Bilbo’s underground riddle contest with Gollum became the archetypal Dungeons & Dragons scenario—a lone adventurer solving puzzles to escape danger. We also see Tolkien’s pre-scientific worldview with Lamarckian evolution (“the more you use it the bigger it gets”) and Platonic light-emitting vision.
Goblin Town mirrors the chaotic Victorian Birmingham of Tolkien’s youth—a dark maze where inhabitants love machines and inventive cleverness but create only weapons and torture devices. The bow-legged, squint-eyed goblins resemble rickets-ridden factory workers who rarely saw sunlight.
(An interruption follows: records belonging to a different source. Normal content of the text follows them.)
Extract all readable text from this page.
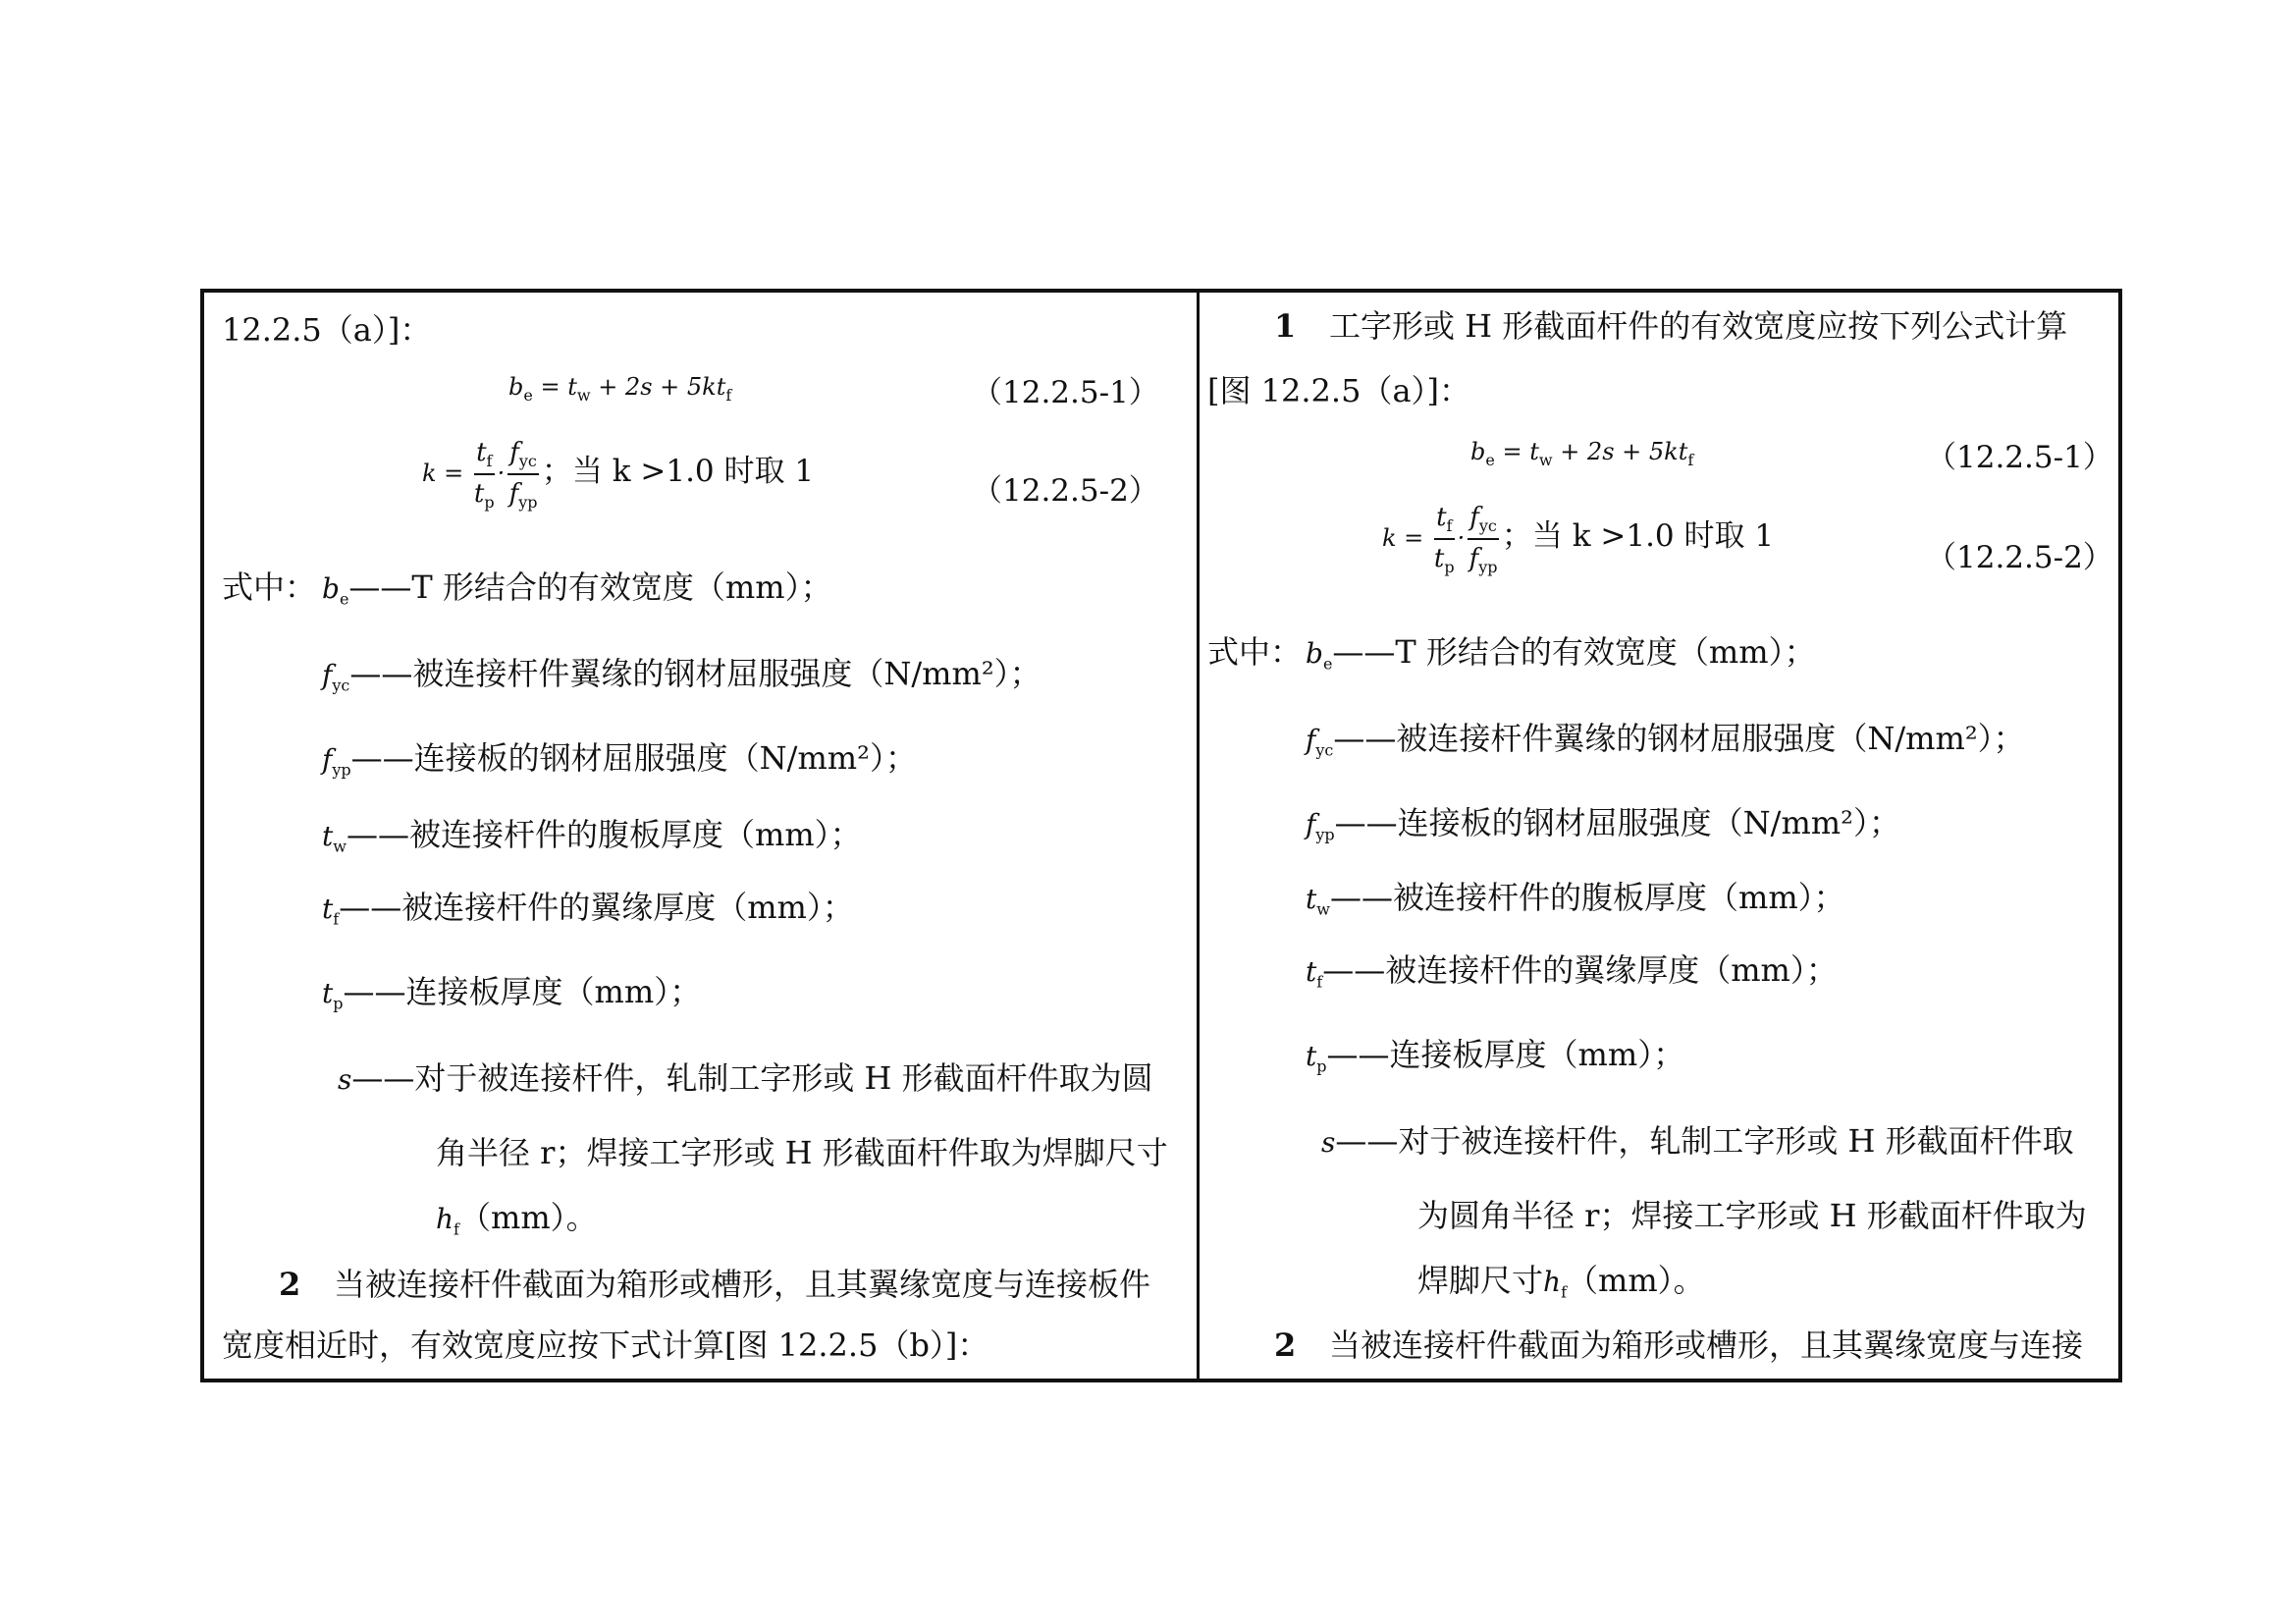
12.2.5（a）]：
$b_e = t_w + 2s + 5kt_f$	（12.2.5-1）
$k = \frac{t_f}{t_p} \cdot \frac{f_{yc}}{f_{yp}}$ ；当 k >1.0 时取 1
（12.2.5-2）
式中： $b_e——T$ 形结合的有效宽度（mm）；
$f_{yc}——$被连接杆件翼缘的钢材屈服强度（N/mm²）；
$f_{yp}——$连接板的钢材屈服强度（N/mm²）；
$t_w——$被连接杆件的腹板厚度（mm）；
$t_f——$被连接杆件的翼缘厚度（mm）；
$t_p——$连接板厚度（mm）；
s——对于被连接杆件，轧制工字形或 H 形截面杆件取为圆
角半径 r；焊接工字形或 H 形截面杆件取为焊脚尺寸
$h_f(mm)$。
2 当被连接杆件截面为箱形或槽形，且其翼缘宽度与连接板件
宽度相近时，有效宽度应按下式计算[图 12.2.5（b）]：
1 工字形或 H 形截面杆件的有效宽度应按下列公式计算
[图 12.2.5（a）]：
$b_e = t_w + 2s + 5kt_f$	（12.2.5-1）
$k = \frac{t_f}{t_p} \cdot \frac{f_{yc}}{f_{yp}}$ ；当 k >1.0 时取 1
（12.2.5-2）
式中： $b_e——T$ 形结合的有效宽度（mm）；
$f_{yc}——$被连接杆件翼缘的钢材屈服强度（N/mm²）；
$f_{yp}——$连接板的钢材屈服强度（N/mm²）；
$t_w——$被连接杆件的腹板厚度（mm）；
$t_f——$被连接杆件的翼缘厚度（mm）；
$t_p——$连接板厚度（mm）；
s——对于被连接杆件，轧制工字形或 H 形截面杆件取
为圆角半径 r；焊接工字形或 H 形截面杆件取为
焊脚尺寸$h_f(mm)$。
2 当被连接杆件截面为箱形或槽形，且其翼缘宽度与连接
Their rhythmic songs echo industrial machinery.
Rivendell introduces Elrond’s crucial moon-map revelation — divine intervention or “you create your own luck by taking action.” The dwarves started their quest without complete information, yet moving forward allowed essential details to emerge naturally.
Tolkien’s trolls speak in working-class dialect and defeat themselves through argumentative bickering—showing how evil lacks socialist cooperation.
The Hobbit begins in Tolkien’s unconscious socialist vision—Bilbo lives comfortably without employment or employers, free from government coercion. Gandalf organises a volunteer collective to restore stolen dwarf property. It’s perfectly democratic: equal opportunity quests with no compulsion to participate. This egalitarian environment brings out people’s best qualities, showing how freedom and choice enable personal growth and solidarity.
Tolkien unconsciously embedded socialist values in his work. He’s one of the twentieth century’s most socialist writers, despite his conservative beliefs.